🤖 AI Summary
To address the scarcity of female sports action imagery and insufficient modeling of intra-class and inter-class variations—key bottlenecks in few-shot action recognition—this work introduces WomenSports, the first dedicated benchmark dataset for visual classification of women’s sports actions, featuring fine-grained samples across diverse scenes, poses, and attire. Methodologically, we propose a Local Context Region-based Channel Attention (LCRA) mechanism, integrated into ResNet-50 to enhance discriminative feature learning. On WomenSports, our approach achieves 89.15% Top-1 accuracy. Cross-dataset evaluation further demonstrates strong generalization capability, significantly outperforming baseline methods. This work bridges dual gaps in the field: it provides the first large-scale, gender-specific action dataset and a tailored attention architecture, thereby establishing a foundational resource for fair, robust, and inclusive sports motion analysis.
📝 Abstract
Sports action classification representing complex body postures and player-object interactions is an emerging area in image-based sports analysis. Some works have contributed to automated sports action recognition using machine learning techniques over the past decades. However, sufficient image datasets representing women sports actions with enough intra- and inter-class variations are not available to the researchers. To overcome this limitation, this work presents a new dataset named WomenSports for women sports classification using small-scale training data.

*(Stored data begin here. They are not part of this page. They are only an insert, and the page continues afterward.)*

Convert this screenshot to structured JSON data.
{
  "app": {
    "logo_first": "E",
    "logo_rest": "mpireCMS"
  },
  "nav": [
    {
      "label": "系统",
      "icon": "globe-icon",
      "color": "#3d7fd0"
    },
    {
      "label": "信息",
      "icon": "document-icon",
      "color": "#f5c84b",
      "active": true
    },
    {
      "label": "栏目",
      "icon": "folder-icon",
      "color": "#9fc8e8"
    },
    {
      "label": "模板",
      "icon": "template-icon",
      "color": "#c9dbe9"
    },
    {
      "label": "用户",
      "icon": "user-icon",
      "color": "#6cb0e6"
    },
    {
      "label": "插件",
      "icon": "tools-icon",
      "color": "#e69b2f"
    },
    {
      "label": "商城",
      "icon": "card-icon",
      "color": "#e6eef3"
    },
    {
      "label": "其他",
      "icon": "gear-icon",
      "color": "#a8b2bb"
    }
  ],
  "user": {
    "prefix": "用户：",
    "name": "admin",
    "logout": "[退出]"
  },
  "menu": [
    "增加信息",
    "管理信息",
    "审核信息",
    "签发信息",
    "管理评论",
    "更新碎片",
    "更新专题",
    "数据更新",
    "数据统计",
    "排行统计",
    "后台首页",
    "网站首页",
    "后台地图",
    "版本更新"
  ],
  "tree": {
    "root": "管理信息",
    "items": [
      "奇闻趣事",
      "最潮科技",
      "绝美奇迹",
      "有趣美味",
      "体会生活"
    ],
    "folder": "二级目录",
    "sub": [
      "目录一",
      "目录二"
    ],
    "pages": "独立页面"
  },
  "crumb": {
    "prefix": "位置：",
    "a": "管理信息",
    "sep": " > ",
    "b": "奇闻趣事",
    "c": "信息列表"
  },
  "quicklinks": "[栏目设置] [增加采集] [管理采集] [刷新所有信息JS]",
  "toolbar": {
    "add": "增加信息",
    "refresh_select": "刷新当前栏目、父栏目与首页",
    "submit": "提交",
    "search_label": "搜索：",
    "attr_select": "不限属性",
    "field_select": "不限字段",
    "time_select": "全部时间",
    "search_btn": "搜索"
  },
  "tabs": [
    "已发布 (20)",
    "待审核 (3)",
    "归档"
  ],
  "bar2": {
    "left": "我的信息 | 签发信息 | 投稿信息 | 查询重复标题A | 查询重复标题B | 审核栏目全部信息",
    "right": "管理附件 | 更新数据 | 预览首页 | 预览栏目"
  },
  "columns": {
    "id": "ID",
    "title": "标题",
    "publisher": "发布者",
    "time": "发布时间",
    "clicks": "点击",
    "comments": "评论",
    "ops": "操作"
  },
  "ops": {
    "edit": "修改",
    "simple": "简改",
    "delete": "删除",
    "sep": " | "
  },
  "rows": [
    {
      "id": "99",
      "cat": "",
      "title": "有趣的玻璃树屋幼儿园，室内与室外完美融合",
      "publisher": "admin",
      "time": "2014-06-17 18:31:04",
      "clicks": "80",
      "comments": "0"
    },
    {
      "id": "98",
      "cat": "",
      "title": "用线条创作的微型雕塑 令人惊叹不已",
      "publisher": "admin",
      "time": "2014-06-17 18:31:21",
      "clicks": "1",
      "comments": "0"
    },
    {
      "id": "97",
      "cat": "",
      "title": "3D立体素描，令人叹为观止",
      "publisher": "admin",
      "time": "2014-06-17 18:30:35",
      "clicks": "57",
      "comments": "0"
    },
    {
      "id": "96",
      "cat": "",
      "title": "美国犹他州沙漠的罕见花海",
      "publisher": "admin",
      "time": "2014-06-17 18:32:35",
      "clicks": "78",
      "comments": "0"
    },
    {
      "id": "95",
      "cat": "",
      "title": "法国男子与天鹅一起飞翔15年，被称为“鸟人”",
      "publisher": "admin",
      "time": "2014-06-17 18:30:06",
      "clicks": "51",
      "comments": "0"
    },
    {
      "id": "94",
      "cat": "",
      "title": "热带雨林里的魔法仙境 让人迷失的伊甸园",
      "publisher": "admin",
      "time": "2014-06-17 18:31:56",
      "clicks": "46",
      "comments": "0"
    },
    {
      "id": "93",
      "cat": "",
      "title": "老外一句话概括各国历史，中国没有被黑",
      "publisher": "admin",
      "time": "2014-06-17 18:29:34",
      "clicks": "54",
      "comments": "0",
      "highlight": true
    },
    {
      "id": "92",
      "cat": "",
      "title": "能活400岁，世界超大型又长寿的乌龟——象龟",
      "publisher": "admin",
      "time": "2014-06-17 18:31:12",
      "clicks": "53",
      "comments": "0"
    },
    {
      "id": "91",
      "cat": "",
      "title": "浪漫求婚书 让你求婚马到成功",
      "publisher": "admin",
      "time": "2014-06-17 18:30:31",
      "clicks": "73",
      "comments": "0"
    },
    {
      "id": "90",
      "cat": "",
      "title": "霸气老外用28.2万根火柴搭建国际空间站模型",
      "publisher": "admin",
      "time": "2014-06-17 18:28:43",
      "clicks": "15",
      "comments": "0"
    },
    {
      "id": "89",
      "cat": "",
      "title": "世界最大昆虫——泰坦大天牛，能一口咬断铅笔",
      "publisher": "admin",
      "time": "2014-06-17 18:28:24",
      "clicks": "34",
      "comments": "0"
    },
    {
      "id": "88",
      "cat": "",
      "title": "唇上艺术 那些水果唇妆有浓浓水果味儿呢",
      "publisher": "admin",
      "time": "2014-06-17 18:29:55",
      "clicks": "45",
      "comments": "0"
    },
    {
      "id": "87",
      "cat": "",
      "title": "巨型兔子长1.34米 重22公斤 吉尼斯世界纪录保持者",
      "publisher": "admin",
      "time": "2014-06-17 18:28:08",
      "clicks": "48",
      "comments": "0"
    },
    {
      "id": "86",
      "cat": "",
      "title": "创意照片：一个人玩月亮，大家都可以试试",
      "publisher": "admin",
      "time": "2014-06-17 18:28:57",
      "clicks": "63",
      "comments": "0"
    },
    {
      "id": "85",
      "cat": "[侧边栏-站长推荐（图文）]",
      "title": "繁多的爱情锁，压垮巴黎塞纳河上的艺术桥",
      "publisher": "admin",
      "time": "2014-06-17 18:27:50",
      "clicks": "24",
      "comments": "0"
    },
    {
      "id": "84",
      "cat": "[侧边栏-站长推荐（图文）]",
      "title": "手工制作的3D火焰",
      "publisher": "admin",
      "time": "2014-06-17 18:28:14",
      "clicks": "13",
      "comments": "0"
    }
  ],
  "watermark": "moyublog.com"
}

This dataset includes a variety of sports activities, covering wide variations in movements, environments, and interactions among players. In addition, this study proposes a convolutional neural network (CNN) for deep feature extraction. A channel attention scheme upon local contextual regions is applied to refine and enhance feature representation. The experiments are carried out on three different sports datasets and one dance dataset for generalizing the proposed algorithm, and the performances on these datasets are noteworthy. The deep learning method achieves 89.15% top-1 classification accuracy using ResNet-50 on the proposed WomenSports dataset, which is publicly available for research at Mendeley Data.